“Un uomo, un’azienda”

Luca De Biase spiega che genere di amministratore delegato è Steve Jobs, amministratore delegato di Apple

Un uomo, un’azienda. Una leggenda, una storia. Un carisma. Steve Jobs è la dimostrazione che una persona può fare la differenza. «Steve Jobs è il mio migliore amico e lo amo teneramente» disse Larry Ellison, leader della Oracle, al San Jose Mercury News nel 2001: «È una delle persone più rimarchevoli del pianeta. Fonda la Apple. Lo cacciano, con una delle decisioni sulle risorse umane più sbagliate dai tempi in cui i francesi cacciarono Napoleone. La Apple si disintegra. Steve torna e la salva quando l’azienda era ormai alla canna del gas».

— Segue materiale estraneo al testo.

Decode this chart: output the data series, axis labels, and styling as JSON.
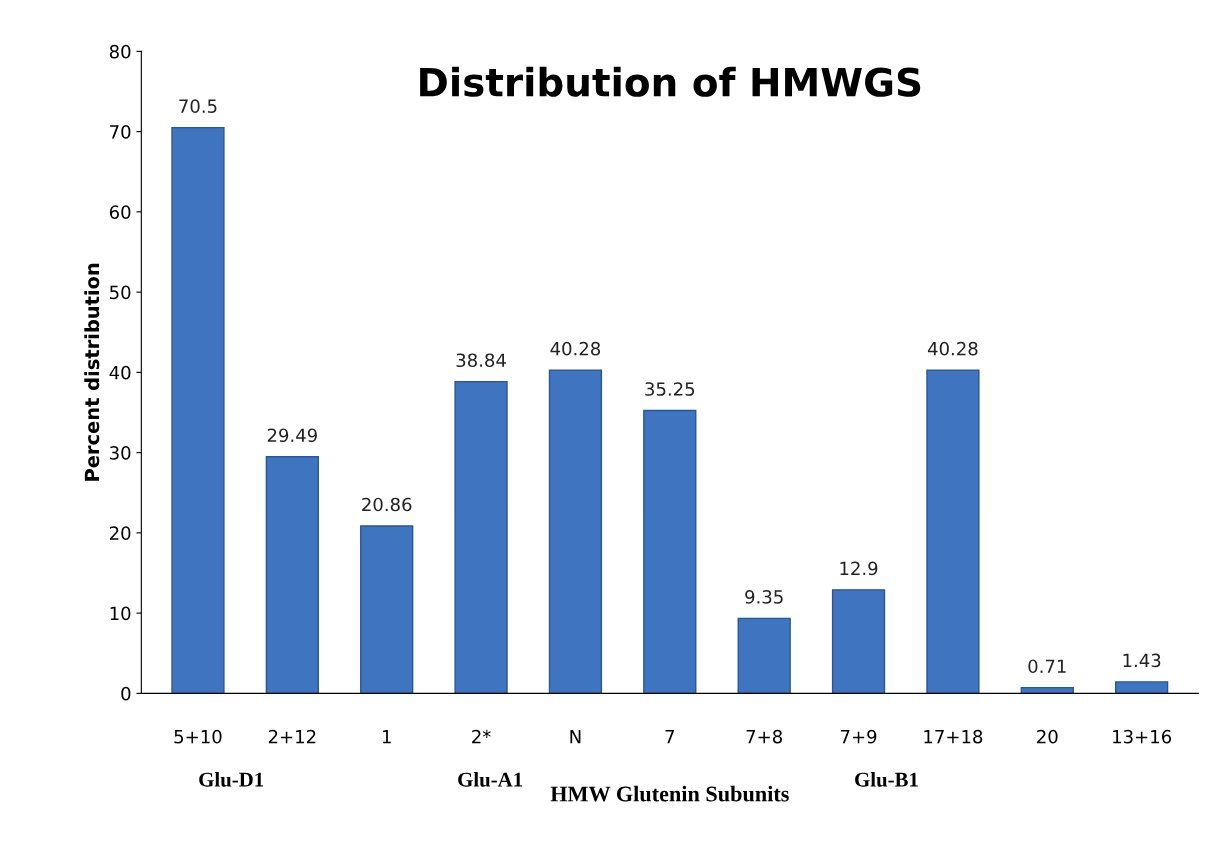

Già. E dopo quel 2001 la porta a reinventare il business della musica con l’iPod, a ridefinire il telefono con l’iPhone, a far sognare un possibile futuro dell’editoria con l’iPad. La sua figura cresce a ogni apparizione pubblica. L’ammirazione per il personaggio diventa persino troppo inconfutabile. E nessuno più si stupisce del fatto che in un’epoca ormai passata, quando la Microsoft dominava il mondo dell’informatica insieme all’Intel, il leader di quest’ultima, Andy Grove, intervistato su chi fosse la persona che ammirava di più, disse: «Steve Jobs». Il suo avversario.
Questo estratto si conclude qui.